La piété populaire est un immense exercice collectif de subversion, notamment de la part des femmes. Elle est, à sa manière, un formidable hymne à la vie, la réponse du peuple aux fausses idées théologiques.
par Luigino Bruni
publié dans le Messaggero di Sant'Antonio le 10/06/2024
« À la tête de tout, il y a Dieu, maître du ciel. Tout le monde le sait. Vient ensuite le prince Torlonia, maître de la terre. Puis viennent les gardes du prince. Puis viennent les chiens des gardes du prince. Puis, plus rien. Puis, toujours rien. Puis, toujours rien. Puis viennent les rustres. Et on peut dire que c'est fini. » Il s'agit d'une phrase célèbre de l'introduction de Fontamara d'Ignazio Silone, l'un des romans les plus beaux et les plus importants de l'Italie du XXe siècle. Cafone est un mot que Silone a utilisé dans un sens différent du sens courant. C'était le nom des paysans de la plaine du Fucino et, en général, un nom par lequel l'écrivain désignait les opprimés et les oubliés de la terre. Un mot de douleur, certes, mais jamais utilisé par Silone dans un sens péjoratif, de manière à susciter la honte. Et pourtant, la douleur est encore aujourd'hui une cause de honte, surtout chez les pauvres. Ma famille a connu la pauvreté. Mes grands-parents l'ont connue et son vivant écho est parvenu jusqu'à moi. C'est de cet écho que viennent mes paroles sur la pauvreté, sur l'économie, sur la théologie.
La théologie catholique des siècles passés (celle de la Contre-Réforme) n'a pas aidé les pauvres. L'Évangile les a aidés, parfois même l'Église. Mais ce qui a vraiment aidé les pauvres, c'est la piété populaire : ces statues de la Vierge et des saints qui, pour les pauvres, pour les femmes surtout, étaient les seuls compagnons d'infortune (saints martyrs, madones éplorées...) vers lesquels ils pouvaient se tourner avec la certitude d'être vraiment compris. Mais la théologie ne les a pas aidées, elle n'a fait qu'empirer leur vie. L'idée non évangélique d'un Dieu qui savoure la souffrance humaine en vue du paradis, d'un Dieu-Père qui a même voulu la crucifixion de son fils pour nous sauver (nous sauver de quoi ?). Au lieu de cela, les pauvres ont tout fait pour que leurs enfants ne soient pas crucifiés et ont ainsi fait naître dans leur cœur un autre Dieu, le Dieu de la piété. La piété populaire était un immense exercice collectif de subversion, notamment de la part des femmes. Elle fut, à sa manière, un formidable hymne à la vie, la réponse populaire à la méconnaissance théologique.
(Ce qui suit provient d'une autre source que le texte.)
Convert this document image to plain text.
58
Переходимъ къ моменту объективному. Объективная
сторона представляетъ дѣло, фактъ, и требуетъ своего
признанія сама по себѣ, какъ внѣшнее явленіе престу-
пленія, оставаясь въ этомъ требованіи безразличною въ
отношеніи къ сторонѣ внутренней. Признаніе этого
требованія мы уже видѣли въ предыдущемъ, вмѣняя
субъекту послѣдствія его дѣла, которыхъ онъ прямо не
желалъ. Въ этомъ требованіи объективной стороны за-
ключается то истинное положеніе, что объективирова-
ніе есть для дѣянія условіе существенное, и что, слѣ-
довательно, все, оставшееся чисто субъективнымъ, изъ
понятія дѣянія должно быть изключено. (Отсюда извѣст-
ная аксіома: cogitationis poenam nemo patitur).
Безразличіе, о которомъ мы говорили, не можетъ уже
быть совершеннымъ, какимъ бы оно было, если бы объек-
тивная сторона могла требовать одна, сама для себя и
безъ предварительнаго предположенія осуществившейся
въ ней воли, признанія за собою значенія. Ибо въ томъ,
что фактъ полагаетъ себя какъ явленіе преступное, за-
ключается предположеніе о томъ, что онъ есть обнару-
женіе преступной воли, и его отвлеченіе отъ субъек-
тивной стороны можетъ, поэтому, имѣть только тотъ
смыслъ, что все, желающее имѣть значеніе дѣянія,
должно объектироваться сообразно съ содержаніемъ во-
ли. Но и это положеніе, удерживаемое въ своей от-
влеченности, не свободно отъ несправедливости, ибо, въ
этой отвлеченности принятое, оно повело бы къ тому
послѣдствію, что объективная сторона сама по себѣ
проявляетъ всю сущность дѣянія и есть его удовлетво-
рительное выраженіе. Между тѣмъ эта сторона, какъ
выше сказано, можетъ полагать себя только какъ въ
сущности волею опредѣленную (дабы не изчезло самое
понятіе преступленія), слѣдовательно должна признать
La piété populaire - celle des pèlerinages, des processions, des prières latines réinventées... - fut la réponse populaire à la Contre-Réforme, la réponse révolutionnaire et douce des femmes à la religion des théologiens et à leur dieu imaginaire.
Les pauvres ne pouvaient pas lire les livres de prières et n'avaient pas l'argent pour les acheter. Ainsi, par une folle arnaque de la Providence, qui est toujours du côté des pauvres, le peuple du peuple, les femmes surtout, étaient protégés de leur analphabétisme. La piété populaire fut un grand espace de liberté féminine, dans un monde qui restait pour elles une expérience de servitude. A l'église, elles faisaient semblant de répondre aux jaculatoires des prêtres, mais d'autres mots sortaient de leur bouche, chuchotés. Et surtout, elles pleuraient. Elles priaient avec des larmes, avec des baisers et avec leurs mains : de merveilleuses prières silencieuses, des mains noueuses et usées qui savaient pourtant faire de merveilleuses caresses et embrasser les statues des saints, de la Madone, des anges et des petits enfants. Des caresses et des baisers qu'à la maison ces femmes ne recevaient de personne, à l'église elles les donnaient sans cesse au Christ et aux saints, et elles nous ont vraiment sauvés. La foi catholique est encore vivante, bien que très malade, grâce à ces femmes qui l'ont humanisée par leur piété, qui l'ont sauvée par leur transgression : « Dans la vie chrétienne, la piété ne coïncide ni avec l'ascétisme, ni avec le mysticisme, ni même avec la dévotion ou les dévotions : elle coïncide avec la "Charité", qui est l'Archive de l'amour de Dieu.» (Don Giuseppe de Luca).